Calamine vs French Vanilla
Where Calamine belongs to Farrow & Ball's range, French Vanilla is a Sherwin-Williams color. Hue-wise, Calamine belongs to the pink-red family and French Vanilla to the beige family. French Vanilla (LRV 83) reflects noticeably more light than Calamine (LRV 68), a difference of 15 points that becomes especially apparent in rooms with limited natural light. Both lean warm, so they'll behave similarly in mixed or changing light conditions. With a ΔE of 12.0, the contrast is hard to miss. These aren't variations on a theme — they're two different answers to the same question. Below you'll find 6 real-room photo comparisons where both colors appear side by side, plus 5 simulated room previews.
Calamine vs French Vanilla in Real Spaces
6 real rooms side by side. Seeing Calamine and French Vanilla in actual rooms makes the difference concrete; browse the spaces below to get a feel for how each color lives on a wall.
Living Room
In a living room, color works across both daylight and evening light — the same wall can read very differently at noon and at 8pm. The LRV gap is large enough that French Vanilla will make the room feel meaningfully brighter than Calamine would.
Bedroom
The context that matters most in a bedroom is how a color reads under a bedside lamp at night, not under noon daylight. French Vanilla reflects noticeably more light off the walls, making the space read more open than Calamine.
Kitchen
In a kitchen, colors are seen under bright task lighting that amplifies undertones — what reads neutral elsewhere can show its hand here. French Vanilla reflects noticeably more light off the walls, making the space read more open than Calamine.
Dining Room
A dining room lit by a dimmed pendant or candles is one of the most forgiving environments for paint — warm light softens almost everything. French Vanilla returns significantly more light to the room — in a smaller or darker space, that difference in perceived brightness is hard to miss.
Bathroom
Bathrooms are one of the few spaces where you're genuinely enclosed by the paint color, which makes the choice between these two more consequential. French Vanilla reflects noticeably more light off the walls, making the space read more open than Calamine.
Front Door
A front door is a focal point — small color differences read clearly at this concentrated scale. The LRV gap is large enough that French Vanilla will make the room feel meaningfully brighter than Calamine would.
Color Details
Calamine vs French Vanilla Simulated Comparison
5 simulated room previews — drag the slider on each to see Calamine on one side and French Vanilla on the other.
Digital color is approximate. These simulations are generated from the manufacturer's hex values and overlaid on grayscale room photos — your screen's calibration, brightness, and viewing angle all affect how they render. Before committing to either color, test physical samples in your own space under the light you actually live with.
More Calamine comparisons
See how Calamine stacks up against other well-photographed colors across different brands and tones.

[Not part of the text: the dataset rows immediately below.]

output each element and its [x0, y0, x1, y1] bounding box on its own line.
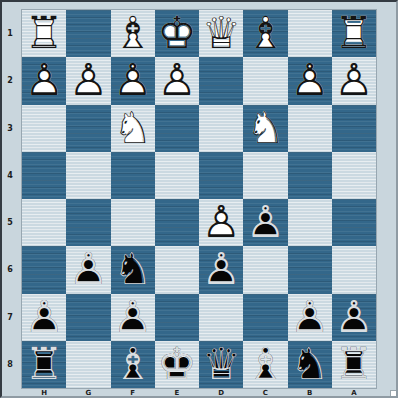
square-e3[interactable] — [155, 105, 199, 152]
piece-white-rook[interactable]: ♜♖ — [332, 10, 376, 57]
rank-label-3: 3 — [4, 105, 16, 152]
square-h7[interactable]: ♟♙ — [22, 294, 66, 341]
piece-glyph-outline: ♙ — [288, 294, 332, 341]
square-f1[interactable]: ♝♗ — [111, 10, 155, 57]
piece-white-pawn[interactable]: ♟♙ — [155, 57, 199, 104]
square-e8[interactable]: ♚♔ — [155, 341, 199, 388]
piece-white-pawn[interactable]: ♟♙ — [199, 199, 243, 246]
piece-white-pawn[interactable]: ♟♙ — [288, 57, 332, 104]
piece-glyph-outline: ♙ — [288, 57, 332, 104]
piece-white-pawn[interactable]: ♟♙ — [22, 57, 66, 104]
piece-glyph-outline: ♙ — [111, 294, 155, 341]
rank-label-1: 1 — [4, 10, 16, 57]
piece-glyph-outline: ♕ — [199, 10, 243, 57]
square-d7[interactable] — [199, 294, 243, 341]
square-g3[interactable] — [66, 105, 110, 152]
rank-label-8: 8 — [4, 341, 16, 388]
square-b8[interactable]: ♞♘ — [288, 341, 332, 388]
rank-label-2: 2 — [4, 57, 16, 104]
square-a1[interactable]: ♜♖ — [332, 10, 376, 57]
piece-white-rook[interactable]: ♜♖ — [22, 10, 66, 57]
square-c7[interactable] — [243, 294, 287, 341]
piece-black-king[interactable]: ♚♔ — [155, 341, 199, 388]
square-b1[interactable] — [288, 10, 332, 57]
square-d1[interactable]: ♛♕ — [199, 10, 243, 57]
file-label-h: H — [22, 388, 66, 397]
square-g7[interactable] — [66, 294, 110, 341]
square-c2[interactable] — [243, 57, 287, 104]
square-e5[interactable] — [155, 199, 199, 246]
piece-glyph-outline: ♙ — [199, 199, 243, 246]
square-h1[interactable]: ♜♖ — [22, 10, 66, 57]
piece-glyph-outline: ♖ — [22, 10, 66, 57]
piece-glyph-outline: ♙ — [66, 57, 110, 104]
rank-label-4: 4 — [4, 152, 16, 199]
square-a7[interactable]: ♟♙ — [332, 294, 376, 341]
piece-glyph-outline: ♗ — [243, 341, 287, 388]
file-label-f: F — [111, 388, 155, 397]
rank-label-7: 7 — [4, 294, 16, 341]
square-h6[interactable] — [22, 246, 66, 293]
square-e1[interactable]: ♚♔ — [155, 10, 199, 57]
square-d5[interactable]: ♟♙ — [199, 199, 243, 246]
square-a6[interactable] — [332, 246, 376, 293]
piece-glyph-outline: ♙ — [332, 294, 376, 341]
piece-glyph-outline: ♙ — [111, 57, 155, 104]
square-f3[interactable]: ♞♘ — [111, 105, 155, 152]
square-b3[interactable] — [288, 105, 332, 152]
square-d2[interactable] — [199, 57, 243, 104]
piece-black-pawn[interactable]: ♟♙ — [111, 294, 155, 341]
file-label-g: G — [66, 388, 110, 397]
piece-black-bishop[interactable]: ♝♗ — [111, 341, 155, 388]
piece-glyph-outline: ♖ — [332, 341, 376, 388]
piece-black-bishop[interactable]: ♝♗ — [243, 341, 287, 388]
square-g8[interactable] — [66, 341, 110, 388]
square-f5[interactable] — [111, 199, 155, 246]
square-f6[interactable]: ♞♘ — [111, 246, 155, 293]
piece-white-knight[interactable]: ♞♘ — [111, 105, 155, 152]
piece-glyph-outline: ♖ — [22, 341, 66, 388]
piece-black-rook[interactable]: ♜♖ — [332, 341, 376, 388]
square-g6[interactable]: ♟♙ — [66, 246, 110, 293]
square-c1[interactable]: ♝♗ — [243, 10, 287, 57]
square-b5[interactable] — [288, 199, 332, 246]
piece-glyph-outline: ♙ — [332, 57, 376, 104]
square-h3[interactable] — [22, 105, 66, 152]
square-a8[interactable]: ♜♖ — [332, 341, 376, 388]
piece-black-pawn[interactable]: ♟♙ — [66, 246, 110, 293]
piece-glyph-outline: ♘ — [111, 105, 155, 152]
piece-glyph-outline: ♙ — [243, 199, 287, 246]
piece-black-pawn[interactable]: ♟♙ — [199, 246, 243, 293]
square-a3[interactable] — [332, 105, 376, 152]
square-b4[interactable] — [288, 152, 332, 199]
square-h8[interactable]: ♜♖ — [22, 341, 66, 388]
piece-white-pawn[interactable]: ♟♙ — [111, 57, 155, 104]
square-g5[interactable] — [66, 199, 110, 246]
piece-glyph-outline: ♙ — [22, 294, 66, 341]
piece-black-queen[interactable]: ♛♕ — [199, 341, 243, 388]
piece-white-bishop[interactable]: ♝♗ — [111, 10, 155, 57]
file-label-a: A — [332, 388, 376, 397]
piece-glyph-outline: ♗ — [243, 10, 287, 57]
square-d4[interactable] — [199, 152, 243, 199]
square-f8[interactable]: ♝♗ — [111, 341, 155, 388]
resize-grip-icon[interactable] — [390, 390, 396, 396]
square-a5[interactable] — [332, 199, 376, 246]
chess-board: ♜♖♝♗♚♔♛♕♝♗♜♖♟♙♟♙♟♙♟♙♟♙♟♙♞♘♞♘♟♙♟♙♟♙♞♘♟♙♟♙… — [22, 10, 376, 388]
square-c3[interactable]: ♞♘ — [243, 105, 287, 152]
square-h2[interactable]: ♟♙ — [22, 57, 66, 104]
square-f2[interactable]: ♟♙ — [111, 57, 155, 104]
file-label-b: B — [288, 388, 332, 397]
piece-black-rook[interactable]: ♜♖ — [22, 341, 66, 388]
file-label-c: C — [243, 388, 287, 397]
square-g4[interactable] — [66, 152, 110, 199]
square-h4[interactable] — [22, 152, 66, 199]
board-frame: ♜♖♝♗♚♔♛♕♝♗♜♖♟♙♟♙♟♙♟♙♟♙♟♙♞♘♞♘♟♙♟♙♟♙♞♘♟♙♟♙… — [0, 0, 398, 398]
file-label-d: D — [199, 388, 243, 397]
square-c8[interactable]: ♝♗ — [243, 341, 287, 388]
square-f4[interactable] — [111, 152, 155, 199]
piece-black-pawn[interactable]: ♟♙ — [332, 294, 376, 341]
piece-glyph-outline: ♘ — [243, 105, 287, 152]
square-b2[interactable]: ♟♙ — [288, 57, 332, 104]
rank-label-6: 6 — [4, 246, 16, 293]
square-f7[interactable]: ♟♙ — [111, 294, 155, 341]
piece-glyph-outline: ♔ — [155, 10, 199, 57]
square-c4[interactable] — [243, 152, 287, 199]
square-b6[interactable] — [288, 246, 332, 293]
square-a4[interactable] — [332, 152, 376, 199]
piece-glyph-outline: ♙ — [155, 57, 199, 104]
square-e6[interactable] — [155, 246, 199, 293]
piece-glyph-outline: ♙ — [22, 57, 66, 104]
square-c6[interactable] — [243, 246, 287, 293]
rank-label-5: 5 — [4, 199, 16, 246]
piece-white-king[interactable]: ♚♔ — [155, 10, 199, 57]
piece-white-pawn[interactable]: ♟♙ — [66, 57, 110, 104]
square-c5[interactable]: ♟♙ — [243, 199, 287, 246]
square-d8[interactable]: ♛♕ — [199, 341, 243, 388]
piece-black-knight[interactable]: ♞♘ — [288, 341, 332, 388]
piece-white-bishop[interactable]: ♝♗ — [243, 10, 287, 57]
square-g1[interactable] — [66, 10, 110, 57]
piece-glyph-outline: ♗ — [111, 341, 155, 388]
square-h5[interactable] — [22, 199, 66, 246]
square-g2[interactable]: ♟♙ — [66, 57, 110, 104]
piece-glyph-outline: ♔ — [155, 341, 199, 388]
piece-glyph-outline: ♘ — [111, 246, 155, 293]
piece-black-pawn[interactable]: ♟♙ — [288, 294, 332, 341]
piece-black-pawn[interactable]: ♟♙ — [22, 294, 66, 341]
piece-glyph-outline: ♙ — [199, 246, 243, 293]
piece-glyph-outline: ♙ — [66, 246, 110, 293]
piece-white-knight[interactable]: ♞♘ — [243, 105, 287, 152]
square-e2[interactable]: ♟♙ — [155, 57, 199, 104]
square-e7[interactable] — [155, 294, 199, 341]
piece-white-queen[interactable]: ♛♕ — [199, 10, 243, 57]
square-e4[interactable] — [155, 152, 199, 199]
square-b7[interactable]: ♟♙ — [288, 294, 332, 341]
piece-glyph-outline: ♗ — [111, 10, 155, 57]
piece-white-pawn[interactable]: ♟♙ — [332, 57, 376, 104]
piece-glyph-outline: ♘ — [288, 341, 332, 388]
file-label-e: E — [155, 388, 199, 397]
piece-black-pawn[interactable]: ♟♙ — [243, 199, 287, 246]
piece-glyph-outline: ♕ — [199, 341, 243, 388]
square-d3[interactable] — [199, 105, 243, 152]
square-d6[interactable]: ♟♙ — [199, 246, 243, 293]
piece-glyph-outline: ♖ — [332, 10, 376, 57]
piece-black-knight[interactable]: ♞♘ — [111, 246, 155, 293]
square-a2[interactable]: ♟♙ — [332, 57, 376, 104]
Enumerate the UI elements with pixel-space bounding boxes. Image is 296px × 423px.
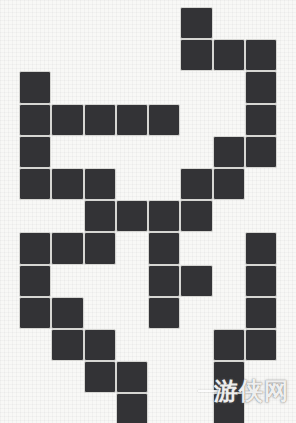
empty-cell[interactable] <box>19 361 51 393</box>
empty-cell[interactable] <box>148 71 180 103</box>
empty-cell[interactable] <box>51 200 83 232</box>
empty-cell[interactable] <box>148 7 180 39</box>
empty-cell[interactable] <box>19 329 51 361</box>
block-cell[interactable] <box>180 168 212 200</box>
empty-cell[interactable] <box>84 393 116 423</box>
block-cell[interactable] <box>180 265 212 297</box>
block-cell[interactable] <box>180 7 212 39</box>
empty-cell[interactable] <box>116 168 148 200</box>
empty-cell[interactable] <box>84 297 116 329</box>
empty-cell[interactable] <box>245 361 277 393</box>
block-cell[interactable] <box>213 39 245 71</box>
block-cell[interactable] <box>19 232 51 264</box>
block-cell[interactable] <box>213 168 245 200</box>
block-cell[interactable] <box>51 168 83 200</box>
puzzle-board <box>19 7 277 423</box>
empty-cell[interactable] <box>51 265 83 297</box>
empty-cell[interactable] <box>148 168 180 200</box>
empty-cell[interactable] <box>245 200 277 232</box>
block-cell[interactable] <box>213 361 245 393</box>
empty-cell[interactable] <box>84 7 116 39</box>
empty-cell[interactable] <box>116 329 148 361</box>
empty-cell[interactable] <box>180 71 212 103</box>
puzzle-screenshot: 游侠网 <box>0 0 296 423</box>
empty-cell[interactable] <box>213 232 245 264</box>
empty-cell[interactable] <box>148 393 180 423</box>
empty-cell[interactable] <box>51 393 83 423</box>
block-cell[interactable] <box>148 104 180 136</box>
block-cell[interactable] <box>84 329 116 361</box>
empty-cell[interactable] <box>148 39 180 71</box>
block-cell[interactable] <box>51 329 83 361</box>
block-cell[interactable] <box>245 265 277 297</box>
empty-cell[interactable] <box>116 136 148 168</box>
empty-cell[interactable] <box>51 7 83 39</box>
block-cell[interactable] <box>19 297 51 329</box>
block-cell[interactable] <box>245 297 277 329</box>
empty-cell[interactable] <box>213 7 245 39</box>
empty-cell[interactable] <box>180 297 212 329</box>
empty-cell[interactable] <box>19 7 51 39</box>
empty-cell[interactable] <box>213 265 245 297</box>
block-cell[interactable] <box>213 329 245 361</box>
empty-cell[interactable] <box>180 232 212 264</box>
block-cell[interactable] <box>19 265 51 297</box>
block-cell[interactable] <box>148 265 180 297</box>
block-cell[interactable] <box>245 104 277 136</box>
block-cell[interactable] <box>84 104 116 136</box>
block-cell[interactable] <box>19 136 51 168</box>
empty-cell[interactable] <box>84 71 116 103</box>
block-cell[interactable] <box>245 71 277 103</box>
block-cell[interactable] <box>51 232 83 264</box>
block-cell[interactable] <box>180 39 212 71</box>
empty-cell[interactable] <box>51 71 83 103</box>
block-cell[interactable] <box>19 71 51 103</box>
block-cell[interactable] <box>19 168 51 200</box>
empty-cell[interactable] <box>148 329 180 361</box>
empty-cell[interactable] <box>84 39 116 71</box>
empty-cell[interactable] <box>116 39 148 71</box>
block-cell[interactable] <box>245 136 277 168</box>
empty-cell[interactable] <box>116 71 148 103</box>
block-cell[interactable] <box>51 297 83 329</box>
block-cell[interactable] <box>148 297 180 329</box>
empty-cell[interactable] <box>19 200 51 232</box>
empty-cell[interactable] <box>51 136 83 168</box>
block-cell[interactable] <box>245 232 277 264</box>
empty-cell[interactable] <box>51 39 83 71</box>
empty-cell[interactable] <box>213 104 245 136</box>
empty-cell[interactable] <box>245 393 277 423</box>
empty-cell[interactable] <box>180 136 212 168</box>
empty-cell[interactable] <box>116 297 148 329</box>
block-cell[interactable] <box>116 393 148 423</box>
block-cell[interactable] <box>245 329 277 361</box>
empty-cell[interactable] <box>245 168 277 200</box>
block-cell[interactable] <box>245 39 277 71</box>
block-cell[interactable] <box>213 136 245 168</box>
block-cell[interactable] <box>148 200 180 232</box>
block-cell[interactable] <box>84 232 116 264</box>
empty-cell[interactable] <box>116 232 148 264</box>
empty-cell[interactable] <box>148 136 180 168</box>
empty-cell[interactable] <box>180 104 212 136</box>
block-cell[interactable] <box>116 104 148 136</box>
empty-cell[interactable] <box>245 7 277 39</box>
empty-cell[interactable] <box>213 200 245 232</box>
block-cell[interactable] <box>213 393 245 423</box>
empty-cell[interactable] <box>180 329 212 361</box>
block-cell[interactable] <box>19 104 51 136</box>
block-cell[interactable] <box>116 200 148 232</box>
block-cell[interactable] <box>148 232 180 264</box>
empty-cell[interactable] <box>116 265 148 297</box>
empty-cell[interactable] <box>213 71 245 103</box>
block-cell[interactable] <box>84 361 116 393</box>
empty-cell[interactable] <box>148 361 180 393</box>
block-cell[interactable] <box>84 168 116 200</box>
block-cell[interactable] <box>84 200 116 232</box>
empty-cell[interactable] <box>84 136 116 168</box>
block-cell[interactable] <box>116 361 148 393</box>
empty-cell[interactable] <box>19 393 51 423</box>
empty-cell[interactable] <box>213 297 245 329</box>
empty-cell[interactable] <box>116 7 148 39</box>
empty-cell[interactable] <box>51 361 83 393</box>
empty-cell[interactable] <box>180 393 212 423</box>
block-cell[interactable] <box>51 104 83 136</box>
empty-cell[interactable] <box>19 39 51 71</box>
block-cell[interactable] <box>180 200 212 232</box>
empty-cell[interactable] <box>180 361 212 393</box>
empty-cell[interactable] <box>84 265 116 297</box>
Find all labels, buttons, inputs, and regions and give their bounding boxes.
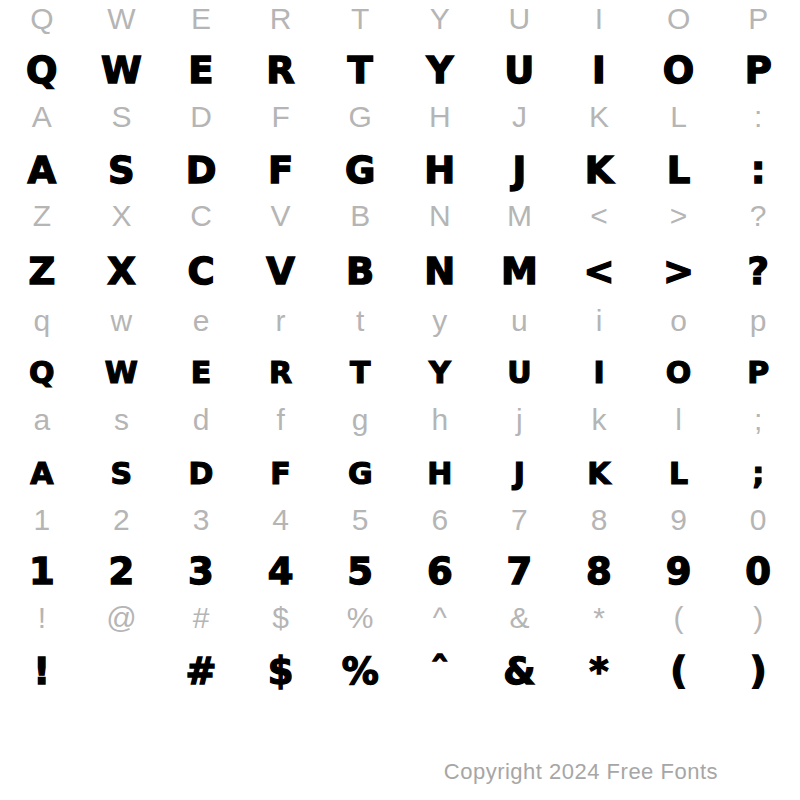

At LRV 83 vs 68, White Dove is decisively the brighter choice.



Calamine reflects far more light (LRV 68 vs 52), opening up a space where Purbeck Stone encloses it.



Calamine reflects far more light (LRV 68 vs 30), opening up a space where Evergreen Fog encloses it.



Calamine reads slightly lighter (LRV 68 vs 60), a gap that shows most in low-lit rooms.



A 10-point LRV gap (68 vs 58) makes Calamine the marginally brighter of the two.



At LRV 68 vs 27, Calamine is decisively the brighter choice.



Calamine reflects far more light (LRV 68 vs 43), opening up a space where French Gray encloses it.



At LRV 68 vs 55, Calamine is decisively the brighter choice.



At LRV 68 vs 44, Calamine is decisively the brighter choice.



Pure White reflects far more light (LRV 84 vs 68), opening up a space where Calamine encloses it.



Their light reflectance is nearly identical (LRV 68 vs 66), so neither reads brighter in a room.



A 7-point LRV gap (74 vs 68) makes Shoji White the marginally brighter of the two.



At LRV 68 vs 12, Calamine is decisively the brighter choice.



Their light reflectance is nearly identical (LRV 68 vs 68), so neither reads brighter in a room.



At LRV 68 vs 12, Calamine is decisively the brighter choice.



At LRV 68 vs 45, Calamine is decisively the brighter choice.



Calamine reflects far more light (LRV 68 vs 31), opening up a space where Pale Green encloses it.



Calamine reflects far more light (LRV 68 vs 7), opening up a space where Pine Needle encloses it.



Calamine reflects far more light (LRV 68 vs 24), opening up a space where Cement grey encloses it.



Calamine reads slightly lighter (LRV 68 vs 57), a gap that shows most in low-lit rooms.



Just Walnut reads slightly lighter (LRV 72 vs 68), a gap that shows most in low-lit rooms.